«Наверное, я и сам такой же», — пришло тогда в голову Ллану, и он невольно посмотрел на свои высохшие узловатые пальцы. Тишина длилась лишь мгновение: Каарво, не предупреждая, бросился на Ллана и вонзил кинжал в его плечо. «Открой наконец ворота, поп, — прохрипел он в лицо обожаемому наставнику. — Мы сдохнем с голоду, нам уже нечего ждать!» Но слова кузнеца заглушил негодующий крик Высшего Судии, и вот — вожак предместий лежит, поваленный на пол, а Ллан душит его худыми, но обретшими вдруг твердость железа пальцами. Каарво хрипит, и в его открытый, как клюв у голодного ворона, рот стекает по каплям кровь из пораненного плеча Ллана. Миг, другой, и вот уже кузнец навеки затих. А снаружи до Высшего Судии, как во сне, доносится невнятный шум…
Как ясно вспоминается сейчас та ночь!
Он толкнул дверь кельи и вышел во двор, в синеватую мглу безоблачной предвесенней ночи. Пусто. То ли шум внезапно, сам по себе утих, то ли голод уже лишил его слуха? Вокруг — тишина, над головой — темный небосвод с бледными звездами; все кружится, быстрее, еще быстрее… Ллан понял вдруг, что уже не стоит, а лежит навзничь… Вот засиял над ним свет, истекающий из непонятных огненных шаров… Вот свет сделался молочно-белым, мелькают проносящиеся над головой копыта… Откуда-то издалека доносятся боевые клики и звон оружия, долетают непонятные слова. «Кто-то открывает ворота», — понял Ллан, а спустя мгновение перед глазами ярко вспыхнуло, и мрак покрыл все.
…Потом — когда? — он пришел в себя. Прислушался. Шуршит сено, скрипят колеса, медленно стучат по мостовой подкованные копыта. Попробовал встать, но тщетно: врезались в тело ремни, зазвенели цепи, затем, отдернув полог, в отверстии кибитки появилась чернобородая голова. Злорадно ощерила пасть. Хмыкнула. Произнесла что-то невнятное…

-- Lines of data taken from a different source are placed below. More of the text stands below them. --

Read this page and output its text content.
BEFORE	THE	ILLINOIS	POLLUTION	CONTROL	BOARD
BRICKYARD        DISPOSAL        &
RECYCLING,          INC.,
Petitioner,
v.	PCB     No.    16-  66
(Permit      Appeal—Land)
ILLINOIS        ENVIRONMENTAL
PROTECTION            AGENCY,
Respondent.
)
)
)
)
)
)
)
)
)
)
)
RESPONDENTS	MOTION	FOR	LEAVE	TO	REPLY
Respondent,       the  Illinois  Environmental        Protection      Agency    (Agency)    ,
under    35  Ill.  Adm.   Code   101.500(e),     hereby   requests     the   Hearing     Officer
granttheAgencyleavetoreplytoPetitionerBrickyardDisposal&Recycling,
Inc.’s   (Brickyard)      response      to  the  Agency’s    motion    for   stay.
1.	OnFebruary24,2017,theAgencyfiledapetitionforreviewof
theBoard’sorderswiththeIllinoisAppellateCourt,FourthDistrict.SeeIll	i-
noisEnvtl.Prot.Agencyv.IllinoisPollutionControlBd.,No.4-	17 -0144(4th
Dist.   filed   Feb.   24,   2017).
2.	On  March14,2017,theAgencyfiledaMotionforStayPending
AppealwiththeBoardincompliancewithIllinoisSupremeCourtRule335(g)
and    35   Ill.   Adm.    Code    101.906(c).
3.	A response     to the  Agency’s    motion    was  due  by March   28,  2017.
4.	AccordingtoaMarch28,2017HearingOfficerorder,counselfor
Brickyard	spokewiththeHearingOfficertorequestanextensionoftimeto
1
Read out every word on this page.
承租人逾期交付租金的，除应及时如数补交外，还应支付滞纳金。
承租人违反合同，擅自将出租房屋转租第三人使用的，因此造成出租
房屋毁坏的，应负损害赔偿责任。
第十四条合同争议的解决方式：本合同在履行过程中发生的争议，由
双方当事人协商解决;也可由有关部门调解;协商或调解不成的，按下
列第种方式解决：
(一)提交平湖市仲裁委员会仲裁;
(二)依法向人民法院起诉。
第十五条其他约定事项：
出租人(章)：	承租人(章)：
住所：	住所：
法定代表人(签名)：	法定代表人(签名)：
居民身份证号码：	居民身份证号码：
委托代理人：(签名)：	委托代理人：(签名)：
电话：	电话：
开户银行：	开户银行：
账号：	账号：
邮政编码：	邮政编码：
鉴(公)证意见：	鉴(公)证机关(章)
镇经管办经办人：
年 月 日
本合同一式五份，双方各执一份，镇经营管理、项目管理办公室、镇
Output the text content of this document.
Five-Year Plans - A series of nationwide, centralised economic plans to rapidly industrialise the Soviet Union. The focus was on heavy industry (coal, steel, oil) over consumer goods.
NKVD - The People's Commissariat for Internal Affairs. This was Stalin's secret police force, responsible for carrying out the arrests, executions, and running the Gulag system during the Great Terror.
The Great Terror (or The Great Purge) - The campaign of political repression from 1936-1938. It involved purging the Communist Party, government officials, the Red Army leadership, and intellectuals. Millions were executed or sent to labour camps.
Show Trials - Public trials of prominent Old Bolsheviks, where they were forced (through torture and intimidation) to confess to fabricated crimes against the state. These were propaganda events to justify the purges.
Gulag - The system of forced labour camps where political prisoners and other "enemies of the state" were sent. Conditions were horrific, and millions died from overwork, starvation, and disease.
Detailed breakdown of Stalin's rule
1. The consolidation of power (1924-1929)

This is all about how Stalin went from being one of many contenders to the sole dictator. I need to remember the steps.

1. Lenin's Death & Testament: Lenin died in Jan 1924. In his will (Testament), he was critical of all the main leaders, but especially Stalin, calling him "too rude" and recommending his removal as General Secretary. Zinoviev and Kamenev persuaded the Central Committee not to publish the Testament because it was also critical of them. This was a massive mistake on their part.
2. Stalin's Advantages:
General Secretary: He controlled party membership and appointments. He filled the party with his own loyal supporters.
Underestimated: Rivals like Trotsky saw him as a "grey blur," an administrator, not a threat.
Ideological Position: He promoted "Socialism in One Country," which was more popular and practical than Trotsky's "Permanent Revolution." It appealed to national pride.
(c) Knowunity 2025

Вскоре он все узнал и все понял.
В Новую Столицу, напоказ сеньорам, везли его, везли закованным в тройные кандалы, как зверя, в наглухо закрытой повозке. А Древняя Столица… ну что ж, город сохранился, хотя и почти пуст. Сеньоры не стали разрушать дома, но выкуп оказался чудовищным. Все вольности и привилегии, все древние хартии с печатями и алыми заглавными буквицами, выданные еще Старыми Королями и подтвержденные в недавние времена, сгорели в пламени; Магистрат распущен навечно, а город поделен на кварталы, принадлежащие окрестным сеньорам. Мало выгадали господа из ратуши, открыв ворота врагу: с купцов и мастеров сорваны ленты — и черные, и белые; отныне и навсегда все они — лишь вилланы, хотя и отпущенные на оброк. Но они, высеченные и заклейменные, по крайней мере, живы, они дышат и спят с женами, бывшие богачи и бывшие водители караванов, а вдоль улиц, на бревнах, торчащих из узких окошек, плечом к плечу висят обмазанные дегтем удавленники, большинство — из «худого народца», но и кое-кто из «жирных», излишне уверовавших в пророчества Ллана. Они висят близко-близко, вешать просторнее не хватило бы бревен, а внизу, у окоченевших ног казненных, сидят с протянутыми руками их дети. Но в городе по-прежнему голод; казнив тех, кто был сочтен достойным смерти, сеньоры раздали немного припасов уцелевшим, однако совсем чуть-чуть; лишнего нет ни у кого, а потому не до милосердия; сиротам не подают, мимо них проходят, глядя в сторону, и они ложатся прямо на плиты, ложатся и умирают, не имея сил даже смежить синеватые веки…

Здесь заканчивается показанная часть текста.